It was a "perpetual weekend" at Ernest Hemingway's Cuban estate.
There were "pals from Hollywood ... Spanish grandees, soldiers, sailors, Cuban politicians, prizefighters, barkeeps, painters and even fellow authors," says a 1954 profile in Time. It was an open house for U.S. Air Force and Navy men.
The author stayed for 20 years. He "spent his mornings wrestling with his typewriter and his afternoons wrestling with marlins in the Gulf Stream," says a PBS documentary. "He downed daiquiris at The Floridita bar, shot pigeons at the Club de Cazadores, and trolled the Caribbean for German submarines."
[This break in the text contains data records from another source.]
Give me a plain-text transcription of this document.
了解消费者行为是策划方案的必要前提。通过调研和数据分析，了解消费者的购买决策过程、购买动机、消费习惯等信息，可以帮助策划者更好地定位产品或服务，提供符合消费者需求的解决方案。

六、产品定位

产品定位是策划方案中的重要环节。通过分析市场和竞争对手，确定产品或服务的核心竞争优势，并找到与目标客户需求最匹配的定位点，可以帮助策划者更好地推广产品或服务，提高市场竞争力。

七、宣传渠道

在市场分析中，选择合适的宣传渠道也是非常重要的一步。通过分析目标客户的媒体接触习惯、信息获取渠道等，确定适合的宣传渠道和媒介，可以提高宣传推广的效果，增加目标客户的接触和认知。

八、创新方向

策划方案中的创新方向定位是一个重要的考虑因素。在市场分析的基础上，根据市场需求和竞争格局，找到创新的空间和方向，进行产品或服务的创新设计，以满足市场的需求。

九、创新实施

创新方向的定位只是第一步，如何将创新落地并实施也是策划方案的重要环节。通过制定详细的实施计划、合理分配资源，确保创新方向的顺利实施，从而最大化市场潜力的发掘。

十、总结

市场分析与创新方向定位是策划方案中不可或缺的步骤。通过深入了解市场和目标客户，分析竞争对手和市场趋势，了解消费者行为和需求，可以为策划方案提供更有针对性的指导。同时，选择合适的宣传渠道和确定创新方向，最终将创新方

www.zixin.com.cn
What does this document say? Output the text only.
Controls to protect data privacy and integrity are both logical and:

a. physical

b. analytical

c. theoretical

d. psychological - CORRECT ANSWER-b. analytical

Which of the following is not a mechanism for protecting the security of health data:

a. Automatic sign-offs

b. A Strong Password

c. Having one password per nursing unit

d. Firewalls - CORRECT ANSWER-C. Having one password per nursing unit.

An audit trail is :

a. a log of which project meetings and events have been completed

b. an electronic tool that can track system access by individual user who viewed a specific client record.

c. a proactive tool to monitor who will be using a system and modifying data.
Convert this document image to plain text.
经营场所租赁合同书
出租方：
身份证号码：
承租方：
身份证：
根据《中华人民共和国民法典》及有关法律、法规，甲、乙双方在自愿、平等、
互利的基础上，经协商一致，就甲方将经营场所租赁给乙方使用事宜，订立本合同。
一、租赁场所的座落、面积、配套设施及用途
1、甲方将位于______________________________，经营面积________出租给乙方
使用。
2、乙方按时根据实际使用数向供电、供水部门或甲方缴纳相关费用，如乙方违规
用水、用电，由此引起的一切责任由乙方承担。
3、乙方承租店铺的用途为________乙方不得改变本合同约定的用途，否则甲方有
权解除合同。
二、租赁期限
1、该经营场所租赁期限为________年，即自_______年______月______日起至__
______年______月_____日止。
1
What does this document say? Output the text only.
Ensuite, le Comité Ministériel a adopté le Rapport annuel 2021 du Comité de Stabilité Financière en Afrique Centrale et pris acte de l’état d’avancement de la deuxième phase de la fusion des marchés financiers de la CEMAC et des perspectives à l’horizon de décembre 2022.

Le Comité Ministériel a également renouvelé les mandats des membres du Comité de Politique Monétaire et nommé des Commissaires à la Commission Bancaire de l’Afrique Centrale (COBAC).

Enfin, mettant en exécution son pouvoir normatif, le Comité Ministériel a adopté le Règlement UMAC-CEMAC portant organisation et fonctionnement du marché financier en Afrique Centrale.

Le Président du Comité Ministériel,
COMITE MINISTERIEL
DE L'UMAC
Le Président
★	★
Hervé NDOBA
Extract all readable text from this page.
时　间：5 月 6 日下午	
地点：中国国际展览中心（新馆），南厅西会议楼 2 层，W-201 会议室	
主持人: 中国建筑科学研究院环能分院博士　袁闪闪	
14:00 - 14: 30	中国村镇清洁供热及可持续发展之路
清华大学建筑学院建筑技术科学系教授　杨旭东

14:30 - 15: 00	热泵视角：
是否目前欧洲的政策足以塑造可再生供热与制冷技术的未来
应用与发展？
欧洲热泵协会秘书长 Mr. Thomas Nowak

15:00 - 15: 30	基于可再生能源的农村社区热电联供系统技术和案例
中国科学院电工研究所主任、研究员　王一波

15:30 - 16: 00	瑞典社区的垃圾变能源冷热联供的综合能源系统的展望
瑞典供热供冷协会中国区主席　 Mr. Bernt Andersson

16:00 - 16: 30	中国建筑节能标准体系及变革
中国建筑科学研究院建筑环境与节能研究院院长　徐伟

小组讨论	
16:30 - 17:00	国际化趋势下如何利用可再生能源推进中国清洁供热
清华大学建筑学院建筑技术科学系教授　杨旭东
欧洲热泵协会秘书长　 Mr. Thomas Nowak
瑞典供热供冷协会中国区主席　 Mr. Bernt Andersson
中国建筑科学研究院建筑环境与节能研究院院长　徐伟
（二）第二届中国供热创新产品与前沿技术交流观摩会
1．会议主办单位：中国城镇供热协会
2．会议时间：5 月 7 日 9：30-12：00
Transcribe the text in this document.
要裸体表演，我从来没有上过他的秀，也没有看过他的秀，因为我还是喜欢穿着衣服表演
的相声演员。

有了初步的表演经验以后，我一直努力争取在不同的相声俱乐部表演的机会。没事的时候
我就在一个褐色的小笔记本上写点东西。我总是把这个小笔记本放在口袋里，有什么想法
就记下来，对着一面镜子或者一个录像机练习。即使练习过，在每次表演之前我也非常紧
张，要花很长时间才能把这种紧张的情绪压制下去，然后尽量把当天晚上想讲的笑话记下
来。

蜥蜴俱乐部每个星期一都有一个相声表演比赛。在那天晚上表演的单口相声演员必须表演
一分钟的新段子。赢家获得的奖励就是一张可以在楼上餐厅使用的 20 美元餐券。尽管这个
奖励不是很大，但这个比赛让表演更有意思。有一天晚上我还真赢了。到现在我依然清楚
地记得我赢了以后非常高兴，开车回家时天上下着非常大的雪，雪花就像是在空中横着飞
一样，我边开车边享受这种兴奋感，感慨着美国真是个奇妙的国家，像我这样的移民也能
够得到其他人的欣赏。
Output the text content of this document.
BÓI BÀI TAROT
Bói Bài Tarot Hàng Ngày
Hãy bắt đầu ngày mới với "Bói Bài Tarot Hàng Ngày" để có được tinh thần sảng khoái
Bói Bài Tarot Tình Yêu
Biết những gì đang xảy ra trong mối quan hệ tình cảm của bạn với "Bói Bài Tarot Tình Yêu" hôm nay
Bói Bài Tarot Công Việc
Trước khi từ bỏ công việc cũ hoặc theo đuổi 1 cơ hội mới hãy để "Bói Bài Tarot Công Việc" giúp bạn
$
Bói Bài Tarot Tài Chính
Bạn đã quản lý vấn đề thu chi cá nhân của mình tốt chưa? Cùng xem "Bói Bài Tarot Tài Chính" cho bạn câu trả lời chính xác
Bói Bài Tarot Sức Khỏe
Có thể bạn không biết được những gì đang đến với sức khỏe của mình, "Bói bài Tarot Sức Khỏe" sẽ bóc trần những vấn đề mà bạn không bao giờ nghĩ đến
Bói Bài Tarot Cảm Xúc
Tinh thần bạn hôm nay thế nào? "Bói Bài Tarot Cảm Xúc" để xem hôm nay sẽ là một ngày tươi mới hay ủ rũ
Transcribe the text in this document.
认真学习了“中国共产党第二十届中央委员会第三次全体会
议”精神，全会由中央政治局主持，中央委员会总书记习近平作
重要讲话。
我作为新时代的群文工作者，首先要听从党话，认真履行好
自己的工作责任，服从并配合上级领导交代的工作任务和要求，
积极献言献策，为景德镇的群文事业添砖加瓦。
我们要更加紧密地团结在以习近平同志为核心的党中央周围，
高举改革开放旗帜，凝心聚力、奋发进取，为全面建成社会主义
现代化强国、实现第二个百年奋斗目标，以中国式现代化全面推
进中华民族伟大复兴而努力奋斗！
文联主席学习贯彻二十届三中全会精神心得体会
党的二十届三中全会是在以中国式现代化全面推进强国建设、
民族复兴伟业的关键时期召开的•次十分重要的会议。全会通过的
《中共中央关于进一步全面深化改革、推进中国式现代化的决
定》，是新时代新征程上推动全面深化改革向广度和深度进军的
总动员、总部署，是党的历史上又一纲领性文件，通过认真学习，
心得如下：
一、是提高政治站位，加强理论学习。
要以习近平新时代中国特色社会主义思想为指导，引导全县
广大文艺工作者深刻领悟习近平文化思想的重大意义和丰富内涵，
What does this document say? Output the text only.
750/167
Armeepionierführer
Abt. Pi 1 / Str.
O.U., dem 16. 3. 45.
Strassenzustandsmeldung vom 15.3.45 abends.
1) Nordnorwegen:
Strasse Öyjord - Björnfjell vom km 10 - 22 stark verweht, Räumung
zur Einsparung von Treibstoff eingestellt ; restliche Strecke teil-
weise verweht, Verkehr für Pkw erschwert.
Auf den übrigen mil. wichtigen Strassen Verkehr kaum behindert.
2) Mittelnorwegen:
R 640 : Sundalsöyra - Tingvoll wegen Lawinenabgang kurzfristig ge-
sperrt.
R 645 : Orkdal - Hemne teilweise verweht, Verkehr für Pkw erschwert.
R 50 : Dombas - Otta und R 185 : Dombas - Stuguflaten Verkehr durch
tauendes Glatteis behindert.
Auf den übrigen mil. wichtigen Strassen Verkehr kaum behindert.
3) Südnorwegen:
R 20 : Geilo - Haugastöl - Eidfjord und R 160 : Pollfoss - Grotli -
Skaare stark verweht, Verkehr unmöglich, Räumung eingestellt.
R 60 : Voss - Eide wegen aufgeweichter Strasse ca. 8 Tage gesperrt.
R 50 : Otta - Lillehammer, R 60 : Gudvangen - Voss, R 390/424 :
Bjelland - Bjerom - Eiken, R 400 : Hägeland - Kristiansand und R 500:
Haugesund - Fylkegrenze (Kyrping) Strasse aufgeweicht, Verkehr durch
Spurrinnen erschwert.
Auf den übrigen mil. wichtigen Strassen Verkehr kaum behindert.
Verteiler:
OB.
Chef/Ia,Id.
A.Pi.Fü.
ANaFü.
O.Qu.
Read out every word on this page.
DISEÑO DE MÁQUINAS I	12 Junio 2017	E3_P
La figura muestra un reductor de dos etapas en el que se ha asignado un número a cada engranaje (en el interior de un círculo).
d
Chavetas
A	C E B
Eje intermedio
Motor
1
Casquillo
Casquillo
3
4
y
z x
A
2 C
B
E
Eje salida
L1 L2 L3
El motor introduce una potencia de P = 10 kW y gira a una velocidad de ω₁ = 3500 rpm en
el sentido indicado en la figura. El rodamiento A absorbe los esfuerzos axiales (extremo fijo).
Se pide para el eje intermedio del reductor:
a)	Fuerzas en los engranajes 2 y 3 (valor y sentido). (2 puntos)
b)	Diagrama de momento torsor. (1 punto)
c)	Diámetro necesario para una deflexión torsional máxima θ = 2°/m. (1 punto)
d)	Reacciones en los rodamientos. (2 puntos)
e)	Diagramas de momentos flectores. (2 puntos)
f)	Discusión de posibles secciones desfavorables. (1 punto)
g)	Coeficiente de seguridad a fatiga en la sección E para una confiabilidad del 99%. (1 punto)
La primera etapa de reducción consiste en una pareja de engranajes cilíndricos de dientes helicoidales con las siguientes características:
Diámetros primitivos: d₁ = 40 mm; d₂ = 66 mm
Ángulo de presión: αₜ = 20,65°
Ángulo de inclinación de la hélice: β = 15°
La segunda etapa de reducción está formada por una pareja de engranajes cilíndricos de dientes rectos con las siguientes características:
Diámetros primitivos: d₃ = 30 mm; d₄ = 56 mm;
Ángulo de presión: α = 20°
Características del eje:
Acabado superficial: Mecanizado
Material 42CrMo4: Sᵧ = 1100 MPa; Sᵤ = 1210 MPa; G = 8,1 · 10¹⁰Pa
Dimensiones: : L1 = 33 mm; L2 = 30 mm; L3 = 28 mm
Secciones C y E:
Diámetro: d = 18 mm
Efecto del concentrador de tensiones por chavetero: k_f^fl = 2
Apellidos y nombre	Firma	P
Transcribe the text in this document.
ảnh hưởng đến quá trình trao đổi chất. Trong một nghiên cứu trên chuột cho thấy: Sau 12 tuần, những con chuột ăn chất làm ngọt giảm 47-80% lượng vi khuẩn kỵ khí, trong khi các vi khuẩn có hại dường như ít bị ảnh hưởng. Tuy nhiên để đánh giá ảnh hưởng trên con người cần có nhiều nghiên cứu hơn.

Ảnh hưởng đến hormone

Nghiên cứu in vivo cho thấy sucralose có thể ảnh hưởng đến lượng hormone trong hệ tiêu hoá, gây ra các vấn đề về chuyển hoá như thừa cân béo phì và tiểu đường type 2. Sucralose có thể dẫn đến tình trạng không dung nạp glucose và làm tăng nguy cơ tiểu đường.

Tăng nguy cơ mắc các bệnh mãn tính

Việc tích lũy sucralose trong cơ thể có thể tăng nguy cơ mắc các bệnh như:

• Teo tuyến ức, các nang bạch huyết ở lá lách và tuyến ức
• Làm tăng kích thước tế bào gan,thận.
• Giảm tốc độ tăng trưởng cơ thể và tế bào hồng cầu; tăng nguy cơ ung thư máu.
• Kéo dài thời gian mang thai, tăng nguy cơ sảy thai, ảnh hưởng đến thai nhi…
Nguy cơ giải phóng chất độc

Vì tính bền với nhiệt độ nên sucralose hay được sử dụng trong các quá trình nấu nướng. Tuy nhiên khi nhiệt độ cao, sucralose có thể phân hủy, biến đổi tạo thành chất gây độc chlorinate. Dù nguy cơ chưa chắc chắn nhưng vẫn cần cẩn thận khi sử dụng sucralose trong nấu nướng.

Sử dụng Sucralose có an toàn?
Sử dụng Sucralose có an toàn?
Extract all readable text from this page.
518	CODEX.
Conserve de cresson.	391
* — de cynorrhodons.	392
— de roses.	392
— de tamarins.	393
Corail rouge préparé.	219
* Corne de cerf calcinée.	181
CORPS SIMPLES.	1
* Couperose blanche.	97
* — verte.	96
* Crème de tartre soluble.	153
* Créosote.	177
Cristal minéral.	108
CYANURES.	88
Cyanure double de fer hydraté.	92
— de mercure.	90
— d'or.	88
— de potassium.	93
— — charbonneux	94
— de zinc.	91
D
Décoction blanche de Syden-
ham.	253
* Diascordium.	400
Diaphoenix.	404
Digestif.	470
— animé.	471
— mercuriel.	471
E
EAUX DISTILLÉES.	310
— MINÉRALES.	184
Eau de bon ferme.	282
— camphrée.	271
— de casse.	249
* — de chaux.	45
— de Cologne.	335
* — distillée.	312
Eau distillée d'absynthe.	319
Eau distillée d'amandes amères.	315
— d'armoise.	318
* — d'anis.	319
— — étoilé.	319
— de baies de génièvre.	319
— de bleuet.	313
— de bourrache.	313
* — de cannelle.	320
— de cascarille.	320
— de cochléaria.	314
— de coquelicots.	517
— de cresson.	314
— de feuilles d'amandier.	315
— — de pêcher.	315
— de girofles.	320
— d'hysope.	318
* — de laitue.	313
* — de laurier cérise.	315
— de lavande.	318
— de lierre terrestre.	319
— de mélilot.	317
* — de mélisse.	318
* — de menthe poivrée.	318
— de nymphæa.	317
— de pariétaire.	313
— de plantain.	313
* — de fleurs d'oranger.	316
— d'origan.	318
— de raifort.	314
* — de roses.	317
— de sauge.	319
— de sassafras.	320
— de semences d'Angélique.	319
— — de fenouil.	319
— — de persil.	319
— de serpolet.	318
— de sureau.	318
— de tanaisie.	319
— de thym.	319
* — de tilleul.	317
But in January 1959, Fidel Castro jubilantly entered Havana, having overthrown the U.S.-backed dictator. Shortly after, the Nobel Prize winner left the island. He committed suicide in Idaho in 1961.
The Cuban missile crisis, the invasion of the Bay of Pigs and the trade embargo followed, and for decades, Cuban scholars struggled to preserve the writer's legacy.
But the recent easing of the embargo has helped further preservation efforts, Cuban officials said on Wednesday. In January, the administration of U.S. President Barack Obama lifted some of the restrictions on religious, educational and cultural travel to Cuba.
Experts from the United States are now traveling to Cuba without a problem, said Ana Cristina Pereira, vice president of the National Council on Cultural Heritage.
Ada Rosa Alfonso, director of the Ernest Hemingway Museum, told Reuters that easing the embargo would help Cuba get the money, equipment and preservation materials needed to maintain Hemingway's Finca Vigia, where he wrote some of his greatest works, including "The Old Man and the Sea."
U.S. universities and institutions have contributed to the renovation of Finca Vigia, but Alfonso said that Bush-era regulations made it difficult to ship equipment and lend technical expertise for work on the house. The National Trust for Historic Preservation put the residence on its list of most endangered places.
Cuban shipyards have also been working to repair Hemingway's yacht, Pilar, which was riddled with termites.
But material support for the restorations is still neglible because of the blockade, said Pereira.
In 2002, the two countries agreed to allow American scholars access to a trove of Hemingway's papers and memorabilia that had been deteriorating in the basement of the author's Cuban home. The documents included about 3,000 photographs, 9,000 books and 3,000 documents and letters.
Hemingway even met Fidel Castro at a fishing tournament, and Cubans are proud of their Hemingway heritage. An international symposium is scheduled for June in Havana to commemorate the 50th anniversary of Hemingway's death. Experts from both Cuba and the United States are expected to attend.